How to protect with pragmatic network security

Role-based Security: "This can be useful for some applications, and SAP, for instance, employs it," Rothman said. However, it has its limits, and Sarbanes-Oxley, for instance, requires that individuals accessing regulated corporate financial information be individually identified, and that everything they do with or to that information be logged under their name.

Virtualised Organisations: Security does not stop at the corporate perimeter. Today, companies commonly create close partnerships with subcontractors and other business partners for specific projects, but those partners could be competitors in other areas of business activity. Many companies also outsource parts of their infrastructure containing highly sensitive information that employees must be able to access securely. Rothman sees federated identity management as becoming important because it relieves the organisation of the need to manage the identities not only of its own employees but those of business partners as well, making security administration easier and eliminating the requirement for legitimate users from outside to use a special password to get into the network. Message security, including encryption, is also increasingly important in this increasingly virtualised environment.

Network Access Control: With increasing numbers of employees carrying portable computers and intelligent mobile devices, and with Wi-Fi-enabled smart phones beginning to appear, "the enterprise must be sure that the right people are accessing the network, from the right places, using the right devices, and that their devices have the right antivirus updates operating, Rothman said. "If they do not, then you want to quarantine them until the situation can be rectified."

Network Traffic Management: "Once I know who is on the network and what they are doing, I can manage traffic to restrict access to specific databases only to those who are authorised to see them," Rothman said. This is the next level of network-based security. The concept is that users who are not authorised, for instance, to see HR data on employees, don't even see the server or application that contains that information on their version of the network. "This takes a lot of network intelligence, and many organisations are not there yet, but it is definitely on the horizon," Rothman said.

Deprovisioning: "This is as important as provisioning in the first place," Rothman said. "It is where the rubber meets the road." Too many companies neglect to cancel network access for individuals who leave the company, or to cancel access to specific data when an individual's responsibilities change and he no longer requires access to those applications.
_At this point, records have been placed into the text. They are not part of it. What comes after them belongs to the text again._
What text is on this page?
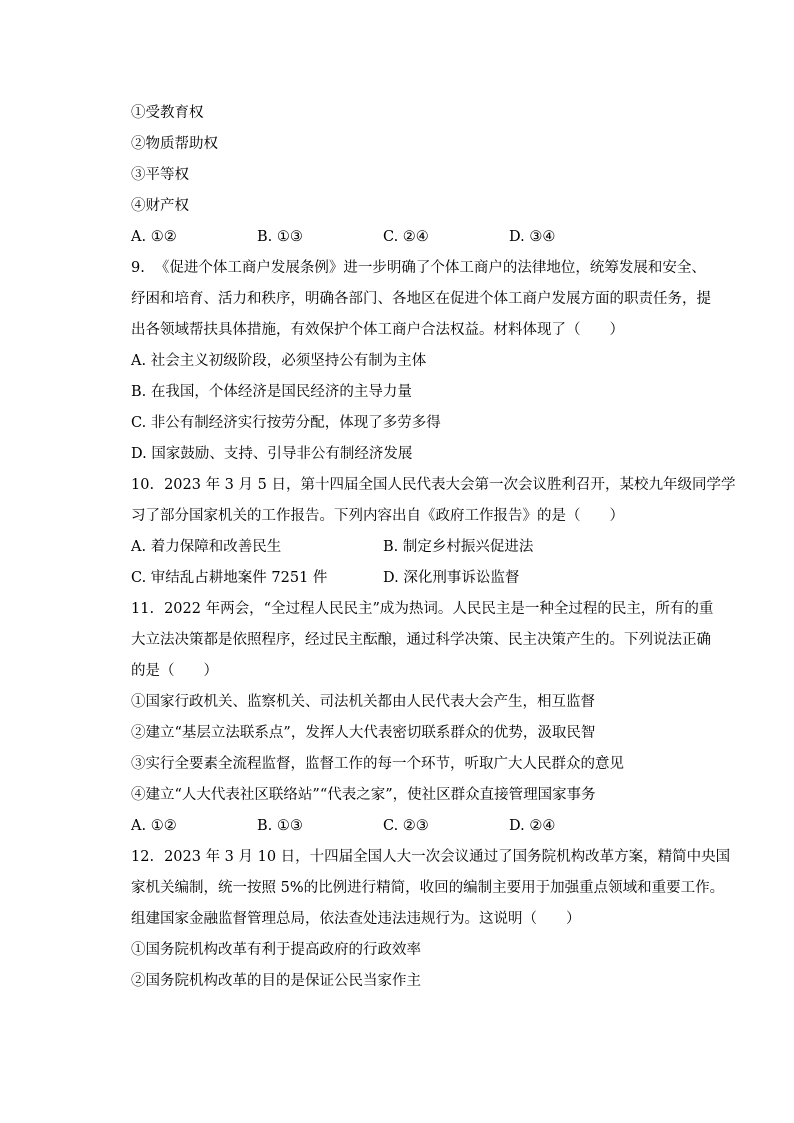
①受教育权
②物质帮助权
③平等权
④财产权
A. ①②	B. ①③	C. ②④	D. ③④
9. 《促进个体工商户发展条例》进一步明确了个体工商户的法律地位，统筹发展和安全、
纾困和培育、活力和秩序，明确各部门、各地区在促进个体工商户发展方面的职责任务，提
出各领域帮扶具体措施，有效保护个体工商户合法权益。材料体现了（　　）
A. 社会主义初级阶段，必须坚持公有制为主体
B. 在我国，个体经济是国民经济的主导力量
C. 非公有制经济实行按劳分配，体现了多劳多得
D. 国家鼓励、支持、引导非公有制经济发展
10. 2023 年 3 月 5 日，第十四届全国人民代表大会第一次会议胜利召开，某校九年级同学学
习了部分国家机关的工作报告。下列内容出自《政府工作报告》的是（　　）
A. 着力保障和改善民生	B. 制定乡村振兴促进法
C. 审结乱占耕地案件 7251 件	D. 深化刑事诉讼监督
11. 2022 年两会，“全过程人民民主”成为热词。人民民主是一种全过程的民主，所有的重
大立法决策都是依照程序，经过民主酝酿，通过科学决策、民主决策产生的。下列说法正确
的是（　　）
①国家行政机关、监察机关、司法机关都由人民代表大会产生，相互监督
②建立“基层立法联系点”，发挥人大代表密切联系群众的优势，汲取民智
③实行全要素全流程监督，监督工作的每一个环节，听取广大人民群众的意见
④建立“人大代表社区联络站”“代表之家”，使社区群众直接管理国家事务
A. ①②	B. ①③	C. ②③	D. ②④
12. 2023 年 3 月 10 日，十四届全国人大一次会议通过了国务院机构改革方案，精简中央国
家机关编制，统一按照 5%的比例进行精简，收回的编制主要用于加强重点领域和重要工作。
组建国家金融监督管理总局，依法查处违法违规行为。这说明（　　）
①国务院机构改革有利于提高政府的行政效率
②国务院机构改革的目的是保证公民当家作主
In some cases, former employees continue to have access to corporate networks and data long after they have leave, and that's a security nightmare. Federated identification management can help by allowing some deprovisioning to be handled by business partners.

Oversight: The Sarbanes-Oxley Act and other regulations require reporting on access to specific information. However, it was important to realise that you were not just trying to impress the auditor, Rothman said. "Ultimately, you have to define what success means in terms of data security, and your reporting needs to demonstrate that you meet that level of success," he said. "But people should not think that reporting is someone's job. The job is security, and reporting is part of that."